Moradores se organizaram com o MAB
O Movimento dos Atingidos por Barragens (MAB) está atuando ao lado dos moradores dos bairros atingidos de Canoas. No dia 24 de abril, uma comitiva tentou dialogar com o prefeito Airton Souza, do PL, mas foi recebida pelo secretário de Relações Institucionais, Rossano Gonçalves. Entre as reivindicações apresentadas estão desentupimento dos esgotos, rapidez na reforma e ampliação do sistema de proteção e criação de um programa de reforma das moradias.
Sara da Rosa vive com seus filhos e pais idosos no bairro Harmonia. Sua casa também ficou submersa até o teto. Ela conheceu o MAB após a enchente e entrou para o movimento. “Foi o MAB que esteve sempre ao nosso lado”, afirma.

Ela esteve na comitiva que participou da reunião com o secretário e conta que a população está desesperada com a demora nas obras do dique. Segundo ela, as obras ficaram paradas por meses e só agora após pressão é que se vê movimentações.
“A alegação que ele (o secretário) deu é que não tem caminhão, só tem um ou dois, parece, trabalhando lá, e que eles têm que arrumar as (casas de) bombas. Ainda tem bomba que tem que ser consertada. Aí tu me diz, se as bombas têm que ser consertadas, imagina quando o dique vai ficar pronto”, alerta.
Esgotos entupidos
Da Rosa relata grande dificuldade para a reconstrução. Tudo o que tem em sua casa hoje é fruto de doação. O medo surge cada vez que tem previsão de temporal. “Eu não sei se eu aguento passar por tudo de novo. Porque não era ele (o prefeito) que estava aqui quando eu voltei pra casa. E vi minha casa toda destruída. E vi tudo o que eu trabalhei anos”, desabafa.
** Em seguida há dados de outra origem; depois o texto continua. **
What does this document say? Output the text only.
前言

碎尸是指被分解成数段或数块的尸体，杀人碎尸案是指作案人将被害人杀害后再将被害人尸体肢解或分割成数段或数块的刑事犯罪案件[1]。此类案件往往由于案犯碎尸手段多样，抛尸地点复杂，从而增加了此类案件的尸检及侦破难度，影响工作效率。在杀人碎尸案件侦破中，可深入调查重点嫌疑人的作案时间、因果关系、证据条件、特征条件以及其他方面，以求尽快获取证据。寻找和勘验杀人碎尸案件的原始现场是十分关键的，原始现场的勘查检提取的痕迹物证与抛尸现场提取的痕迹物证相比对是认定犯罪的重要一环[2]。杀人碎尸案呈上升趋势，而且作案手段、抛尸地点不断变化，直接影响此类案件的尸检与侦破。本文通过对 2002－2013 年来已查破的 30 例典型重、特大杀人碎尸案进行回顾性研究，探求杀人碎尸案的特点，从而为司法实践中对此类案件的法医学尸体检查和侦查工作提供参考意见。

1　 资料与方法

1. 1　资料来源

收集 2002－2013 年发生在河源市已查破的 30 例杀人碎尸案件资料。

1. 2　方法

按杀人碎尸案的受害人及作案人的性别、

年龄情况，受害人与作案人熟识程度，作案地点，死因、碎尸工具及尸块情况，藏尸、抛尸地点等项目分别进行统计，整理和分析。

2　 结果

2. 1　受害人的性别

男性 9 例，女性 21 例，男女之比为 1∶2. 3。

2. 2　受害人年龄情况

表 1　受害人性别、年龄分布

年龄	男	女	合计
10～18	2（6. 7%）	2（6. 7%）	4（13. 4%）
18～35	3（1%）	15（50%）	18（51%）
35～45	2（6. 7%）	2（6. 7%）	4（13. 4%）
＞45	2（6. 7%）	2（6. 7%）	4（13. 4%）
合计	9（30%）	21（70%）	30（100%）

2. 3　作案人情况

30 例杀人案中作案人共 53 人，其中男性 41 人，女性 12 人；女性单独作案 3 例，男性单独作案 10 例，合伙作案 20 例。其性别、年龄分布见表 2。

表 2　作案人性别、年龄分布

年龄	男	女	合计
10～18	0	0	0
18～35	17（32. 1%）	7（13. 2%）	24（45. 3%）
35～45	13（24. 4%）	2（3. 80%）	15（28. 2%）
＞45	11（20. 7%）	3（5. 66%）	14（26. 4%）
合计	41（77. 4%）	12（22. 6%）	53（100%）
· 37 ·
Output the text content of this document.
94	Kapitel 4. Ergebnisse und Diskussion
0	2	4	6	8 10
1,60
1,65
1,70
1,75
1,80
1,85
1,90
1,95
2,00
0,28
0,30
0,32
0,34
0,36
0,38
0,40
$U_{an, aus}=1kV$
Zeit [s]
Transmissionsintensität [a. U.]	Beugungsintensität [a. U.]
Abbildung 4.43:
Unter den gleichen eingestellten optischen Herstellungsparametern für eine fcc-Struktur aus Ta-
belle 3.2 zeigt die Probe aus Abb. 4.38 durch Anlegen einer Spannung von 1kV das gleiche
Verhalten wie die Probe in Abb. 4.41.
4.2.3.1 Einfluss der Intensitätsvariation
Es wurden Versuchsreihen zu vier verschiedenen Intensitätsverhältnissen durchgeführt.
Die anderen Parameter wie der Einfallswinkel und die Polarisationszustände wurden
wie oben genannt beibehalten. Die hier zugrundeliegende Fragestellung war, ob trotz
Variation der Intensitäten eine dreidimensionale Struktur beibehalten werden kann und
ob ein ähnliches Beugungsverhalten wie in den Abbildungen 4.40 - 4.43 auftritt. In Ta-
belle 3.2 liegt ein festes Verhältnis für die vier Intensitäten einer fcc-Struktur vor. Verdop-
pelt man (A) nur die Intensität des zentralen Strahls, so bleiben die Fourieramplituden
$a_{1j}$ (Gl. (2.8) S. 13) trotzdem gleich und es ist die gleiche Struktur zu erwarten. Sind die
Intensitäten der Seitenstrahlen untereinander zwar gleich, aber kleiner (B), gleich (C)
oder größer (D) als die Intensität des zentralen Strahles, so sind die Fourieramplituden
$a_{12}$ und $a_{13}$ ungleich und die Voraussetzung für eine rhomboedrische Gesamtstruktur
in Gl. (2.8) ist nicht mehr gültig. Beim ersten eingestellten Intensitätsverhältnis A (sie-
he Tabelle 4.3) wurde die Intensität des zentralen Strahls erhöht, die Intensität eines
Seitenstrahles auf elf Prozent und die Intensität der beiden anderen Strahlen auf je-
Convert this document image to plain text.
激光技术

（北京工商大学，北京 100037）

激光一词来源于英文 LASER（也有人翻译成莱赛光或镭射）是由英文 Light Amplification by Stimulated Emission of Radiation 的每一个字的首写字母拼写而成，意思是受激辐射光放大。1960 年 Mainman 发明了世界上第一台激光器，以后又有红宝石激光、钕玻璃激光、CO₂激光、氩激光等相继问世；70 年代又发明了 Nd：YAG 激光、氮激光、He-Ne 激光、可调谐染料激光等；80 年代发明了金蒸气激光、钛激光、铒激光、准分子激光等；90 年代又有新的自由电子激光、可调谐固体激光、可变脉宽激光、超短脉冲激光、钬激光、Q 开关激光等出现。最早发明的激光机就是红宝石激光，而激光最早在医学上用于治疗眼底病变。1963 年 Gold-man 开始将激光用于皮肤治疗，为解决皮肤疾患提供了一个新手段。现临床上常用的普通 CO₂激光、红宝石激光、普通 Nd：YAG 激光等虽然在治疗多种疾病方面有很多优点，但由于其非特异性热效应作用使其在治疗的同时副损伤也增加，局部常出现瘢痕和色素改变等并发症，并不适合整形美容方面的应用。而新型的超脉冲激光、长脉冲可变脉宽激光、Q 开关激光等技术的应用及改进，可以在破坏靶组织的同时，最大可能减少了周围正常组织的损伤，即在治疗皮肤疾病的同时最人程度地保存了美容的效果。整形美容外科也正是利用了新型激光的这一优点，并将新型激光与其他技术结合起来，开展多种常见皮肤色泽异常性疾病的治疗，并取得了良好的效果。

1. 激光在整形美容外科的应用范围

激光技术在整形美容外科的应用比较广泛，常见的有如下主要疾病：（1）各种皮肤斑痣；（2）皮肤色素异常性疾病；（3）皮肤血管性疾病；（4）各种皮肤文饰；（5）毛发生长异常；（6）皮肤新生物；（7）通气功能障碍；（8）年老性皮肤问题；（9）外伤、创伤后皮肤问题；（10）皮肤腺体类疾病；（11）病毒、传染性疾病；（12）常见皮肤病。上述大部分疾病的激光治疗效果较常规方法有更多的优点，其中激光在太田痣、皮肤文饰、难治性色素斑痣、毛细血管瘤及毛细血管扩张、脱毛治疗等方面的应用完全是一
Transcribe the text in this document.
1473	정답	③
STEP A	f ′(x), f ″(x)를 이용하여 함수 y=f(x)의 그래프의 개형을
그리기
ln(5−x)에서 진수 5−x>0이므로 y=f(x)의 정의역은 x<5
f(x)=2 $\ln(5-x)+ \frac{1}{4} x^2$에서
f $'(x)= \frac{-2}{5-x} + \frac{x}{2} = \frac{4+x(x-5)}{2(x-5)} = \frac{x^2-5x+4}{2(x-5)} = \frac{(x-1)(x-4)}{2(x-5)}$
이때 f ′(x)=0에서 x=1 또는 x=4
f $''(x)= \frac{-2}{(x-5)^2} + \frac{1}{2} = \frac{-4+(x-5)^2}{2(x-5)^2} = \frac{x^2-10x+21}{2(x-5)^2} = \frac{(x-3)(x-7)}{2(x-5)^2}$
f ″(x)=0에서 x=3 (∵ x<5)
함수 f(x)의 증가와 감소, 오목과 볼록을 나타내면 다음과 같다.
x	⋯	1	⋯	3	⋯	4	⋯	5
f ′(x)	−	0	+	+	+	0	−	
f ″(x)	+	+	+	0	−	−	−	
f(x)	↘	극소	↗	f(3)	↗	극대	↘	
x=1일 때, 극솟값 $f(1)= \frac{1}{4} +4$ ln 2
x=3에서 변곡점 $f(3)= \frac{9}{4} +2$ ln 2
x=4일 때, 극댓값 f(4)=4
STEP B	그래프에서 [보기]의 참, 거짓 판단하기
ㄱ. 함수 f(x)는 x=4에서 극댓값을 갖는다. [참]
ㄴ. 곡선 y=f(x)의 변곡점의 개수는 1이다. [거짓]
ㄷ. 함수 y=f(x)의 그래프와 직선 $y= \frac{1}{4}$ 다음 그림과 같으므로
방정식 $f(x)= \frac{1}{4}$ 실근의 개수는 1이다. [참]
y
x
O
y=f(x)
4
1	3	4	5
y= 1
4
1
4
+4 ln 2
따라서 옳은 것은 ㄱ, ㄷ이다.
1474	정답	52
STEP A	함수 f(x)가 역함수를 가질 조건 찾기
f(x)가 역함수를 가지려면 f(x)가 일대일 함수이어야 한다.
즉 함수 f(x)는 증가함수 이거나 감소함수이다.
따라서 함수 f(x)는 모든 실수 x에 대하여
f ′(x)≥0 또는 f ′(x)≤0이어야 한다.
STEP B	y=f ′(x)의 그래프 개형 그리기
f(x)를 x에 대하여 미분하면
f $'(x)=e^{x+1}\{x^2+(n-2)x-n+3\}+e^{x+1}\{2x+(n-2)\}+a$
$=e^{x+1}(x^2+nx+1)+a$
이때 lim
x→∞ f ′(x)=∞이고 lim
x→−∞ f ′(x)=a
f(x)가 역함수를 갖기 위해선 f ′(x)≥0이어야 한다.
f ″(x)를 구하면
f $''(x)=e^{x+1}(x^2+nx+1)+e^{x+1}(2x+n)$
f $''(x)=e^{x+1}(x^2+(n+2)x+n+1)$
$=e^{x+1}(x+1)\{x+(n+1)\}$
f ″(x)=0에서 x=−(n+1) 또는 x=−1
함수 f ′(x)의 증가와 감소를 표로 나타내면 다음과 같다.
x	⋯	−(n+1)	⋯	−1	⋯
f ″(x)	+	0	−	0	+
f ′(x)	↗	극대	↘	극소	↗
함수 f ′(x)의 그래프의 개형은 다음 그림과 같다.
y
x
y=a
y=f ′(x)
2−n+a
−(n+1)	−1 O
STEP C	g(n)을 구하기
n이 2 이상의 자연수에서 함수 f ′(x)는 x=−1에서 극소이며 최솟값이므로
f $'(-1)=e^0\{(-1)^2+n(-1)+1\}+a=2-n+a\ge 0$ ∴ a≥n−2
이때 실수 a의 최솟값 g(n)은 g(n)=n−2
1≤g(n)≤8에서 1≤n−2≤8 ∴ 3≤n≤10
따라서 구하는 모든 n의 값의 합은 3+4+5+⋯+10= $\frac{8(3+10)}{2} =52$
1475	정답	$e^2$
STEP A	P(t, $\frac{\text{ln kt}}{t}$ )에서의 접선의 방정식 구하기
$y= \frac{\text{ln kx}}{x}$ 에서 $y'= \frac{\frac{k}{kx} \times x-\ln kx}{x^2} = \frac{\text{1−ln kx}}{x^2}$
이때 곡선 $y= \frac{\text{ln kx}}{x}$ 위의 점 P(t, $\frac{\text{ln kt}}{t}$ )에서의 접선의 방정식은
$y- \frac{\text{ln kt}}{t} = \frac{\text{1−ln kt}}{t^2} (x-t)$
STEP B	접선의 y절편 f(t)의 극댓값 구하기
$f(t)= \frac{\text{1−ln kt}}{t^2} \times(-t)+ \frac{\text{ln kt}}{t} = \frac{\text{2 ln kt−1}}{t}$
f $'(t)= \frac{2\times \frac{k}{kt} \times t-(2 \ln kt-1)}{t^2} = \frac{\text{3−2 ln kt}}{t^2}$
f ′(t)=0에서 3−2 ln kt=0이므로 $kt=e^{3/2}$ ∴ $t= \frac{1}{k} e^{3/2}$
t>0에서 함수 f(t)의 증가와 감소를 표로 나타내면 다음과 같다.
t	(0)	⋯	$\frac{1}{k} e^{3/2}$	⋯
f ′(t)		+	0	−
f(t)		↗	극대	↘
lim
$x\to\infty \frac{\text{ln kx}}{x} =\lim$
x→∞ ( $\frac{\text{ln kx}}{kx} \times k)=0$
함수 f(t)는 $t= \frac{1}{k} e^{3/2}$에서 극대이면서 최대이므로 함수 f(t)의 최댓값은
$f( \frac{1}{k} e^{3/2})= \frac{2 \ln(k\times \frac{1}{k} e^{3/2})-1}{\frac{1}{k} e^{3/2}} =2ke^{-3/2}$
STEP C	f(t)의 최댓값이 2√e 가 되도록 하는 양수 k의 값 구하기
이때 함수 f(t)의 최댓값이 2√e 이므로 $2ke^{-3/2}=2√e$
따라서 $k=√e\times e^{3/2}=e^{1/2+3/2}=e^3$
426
Outro problema são os alagamentos que se tornaram frequentes no bairro em dias de chuva. “Eu tenho dois meninos e eles estudam, se é um momento que eles têm que ir pra aula, eu não consigo levar eles pra escola. Acabo tendo que ligar pra escola e avisar, mando até foto, não tem como eu tirar eles de casa porque o pátio tá alagado.”
Segundo a moradora, tem ruas no seu bairro com os esgotos entupidos. “Tranca e volta pra dentro da casa da pessoa. Isso já era pra eles terem finalizado. Passou-se um ano”, critica.
Moradores pedem reforma das casas
Para da Rosa, os moradores atingidos estão abandonados. Ela conta que nem sequer recebeu a visita de técnicos para avaliar os danos da sua casa. E que mesmo recebendo laudo apontando risco não quer abandonar o lugar onde vive. Os moradores, junto com o MAB, lutam por um programa de reformas das moradias.
“Até porque os gastos seriam bem inferiores do que eles construírem uma casa pra nós. Seria o conserto de uma coisa, de um telhado. Outras casas ficaram mais danificadas, mas não é construir outra casa. E automaticamente, o pessoal mora aqui há 40 anos, por que eles têm que sair da casa deles? Não é só uma questão de casa, mas é uma questão assim, tu tem ali uma história”, avalia.
O que diz a prefeitura
A prefeitura de Canoas informa em seu site que as obras no sistema de proteção da cidade estão sendo realizadas de forma emergencial com recursos próprios nos pontos em que os diques romperam. Para obras em todo o sistema e elevação da cota, aguarda os recursos federais, que só serão liberados quando o governo estadual enviar os projetos.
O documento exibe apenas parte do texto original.